Great post!
One potential problem is having too many maximal probability moments at once, depending one the nature of the hacks you're trying to implement. It's an embarassment of riches, honestly.
For example, I had a maximal probability moment for about 7 or 8 life-hacks after I came back from minicamp and there was no way I could implement all of them at once because each one would require some amount of concerted effort, so I was better off focusing on a couple at first. When this comes up, often there is a best hack or two to focus on, but the trivial inconvenience of figuring out which ones to focus on may just prevent you from implementing any. I know it's happened to me. When in this situation, just pick something. Anything. It doesn't matter, really. Implementing something is much better than wanting to implement the best something but actually implementing nothing at all and the marginal gain from implementing the best thing probably isn't worth the risk of implementing nothing.
I think in this situation, you could use the momentum to implement one hack which increases the probability of implementing all of them is the future. For example, buying a white board, writing all the life-hacks ideas you got from the minicamp and putting it in a very visible place.
Try and remember 3 or 4 things that you think would be effective hacks for your life but you have not so far implemented. Really, find three.
Probably that was not so hard.
Now think of at which moment in time did you have a maximal probability of having implemented such hacks. Sometimes you had no idea that was the moment. But sometimes you did, like when a friend tells you "I just read this great paper on how people report cartoons being funnier when their face is shaped in a more smiling fashion." and you thought "Great! I may one day implement the algorithm: if studying, force a smile".

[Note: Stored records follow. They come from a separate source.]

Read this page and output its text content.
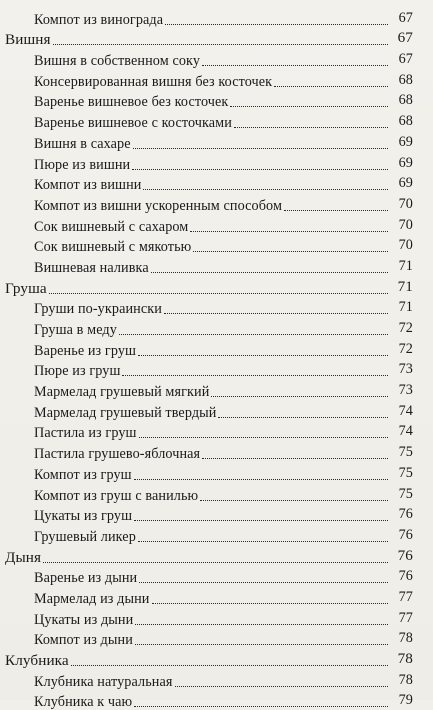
Компот из винограда	67
Вишня	67
Вишня в собственном соку	67
Консервированная вишня без косточек	68
Варенье вишневое без косточек	68
Варенье вишневое с косточками	68
Вишня в сахаре	69
Пюре из вишни	69
Компот из вишни	69
Компот из вишни ускоренным способом	70
Сок вишневый с сахаром	70
Сок вишневый с мякотью	70
Вишневая наливка	71
Груша	71
Груши по-украински	71
Груша в меду	72
Варенье из груш	72
Пюре из груш	73
Мармелад грушевый мягкий	73
Мармелад грушевый твердый	74
Пастила из груш	74
Пастила грушево-яблочная	75
Компот из груш	75
Компот из груш с ванилью	75
Цукаты из груш	76
Грушевый ликер	76
Дыня	76
Варенье из дыни	76
Мармелад из дыни	77
Цукаты из дыни	77
Компот из дыни	78
Клубника	78
Клубника натуральная	78
Клубника к чаю	79
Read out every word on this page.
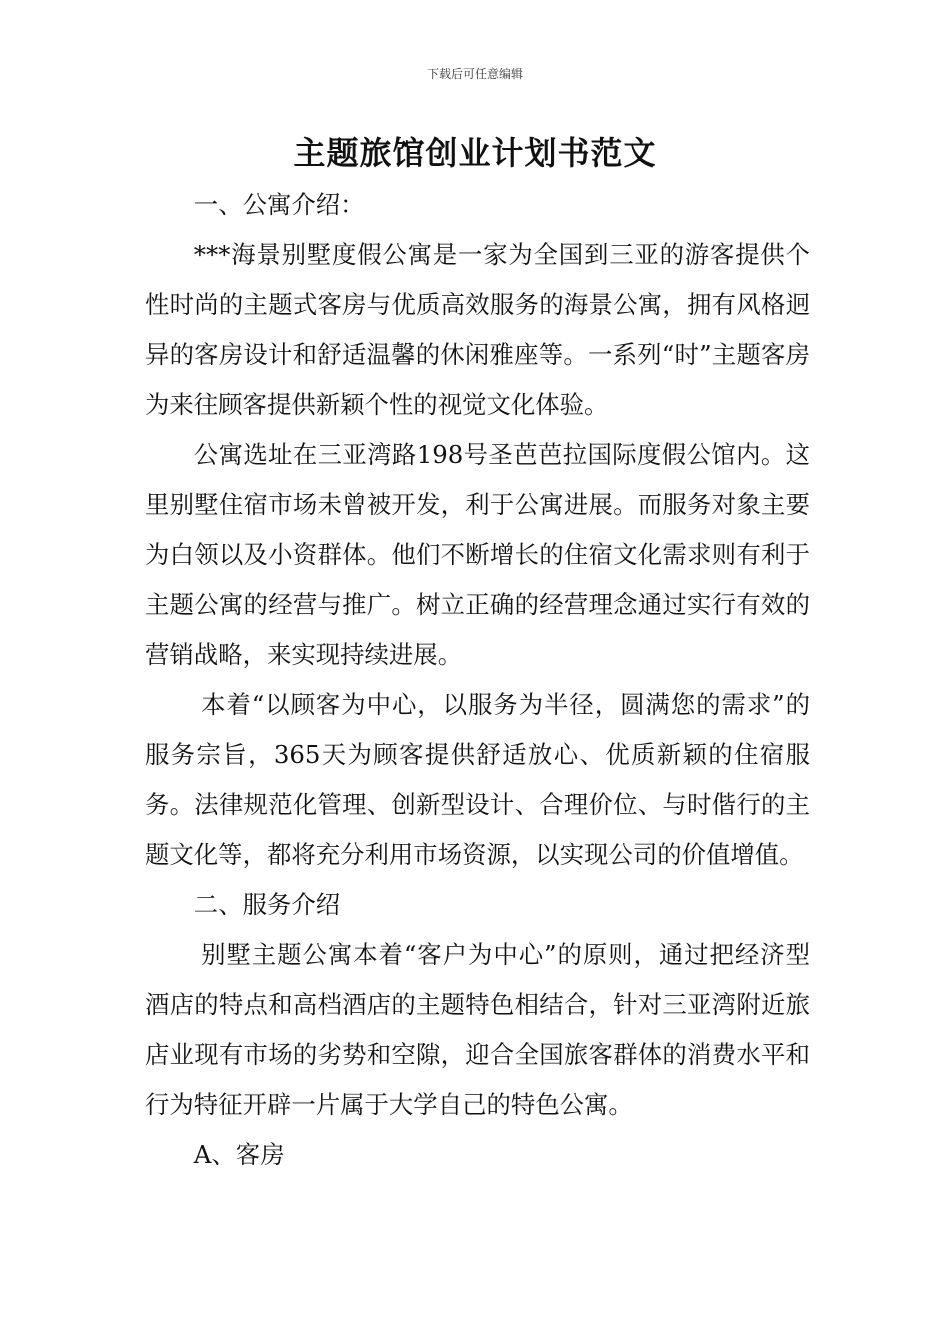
下载后可任意编辑
主题旅馆创业计划书范文

一、公寓介绍：

***海景别墅度假公寓是一家为全国到三亚的游客提供个性时尚的主题式客房与优质高效服务的海景公寓，拥有风格迥异的客房设计和舒适温馨的休闲雅座等。一系列“时”主题客房为来往顾客提供新颖个性的视觉文化体验。

公寓选址在三亚湾路198号圣芭芭拉国际度假公馆内。这里别墅住宿市场未曾被开发，利于公寓进展。而服务对象主要为白领以及小资群体。他们不断增长的住宿文化需求则有利于主题公寓的经营与推广。树立正确的经营理念通过实行有效的营销战略，来实现持续进展。

本着“以顾客为中心，以服务为半径，圆满您的需求”的服务宗旨，365天为顾客提供舒适放心、优质新颖的住宿服务。法律规范化管理、创新型设计、合理价位、与时偕行的主题文化等，都将充分利用市场资源，以实现公司的价值增值。

二、服务介绍

别墅主题公寓本着“客户为中心”的原则，通过把经济型酒店的特点和高档酒店的主题特色相结合，针对三亚湾附近旅店业现有市场的劣势和空隙，迎合全国旅客群体的消费水平和行为特征开辟一片属于大学自己的特色公寓。

A、客房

You knew you didn't plan to read the article, you knew you trust that friend, and you knew you'd either forget it later, or in any case that from that moment on, the likelihood of you implementing the algorithm would lower.
So my hack of the day is: If you feel you are likely at the maximal probability moment to start a new policy, start immediately.
My friend was telling me about how he went abroad to research: "...so at this place and people there used very strong lights as cognitive enhancement and yadda yadda yadda... (stopped listening for 40s) yadda yadda yadda.... and I wrote a paper on ..." By that time my room had an extra 110W light working.
Just now0 I thought: It was good I installed that light. Why didn't I do the same when I felt like finding a personalized shirt website where the front would be "I Don't want to talk about: [list]" and the back "Pick your topic: [list]" to once and for all stop the gossip and sports ice-breakers?
I didn't seize the maximal probability moment. That's what happened.
Then I noticed that that1 was the maximal probability moment to install in my mind the maximal probability moment algorithm, I did, and that2 was the maximal probability moment of writing this post.
Now if you'll excuse me, I have3 a shirt to buy.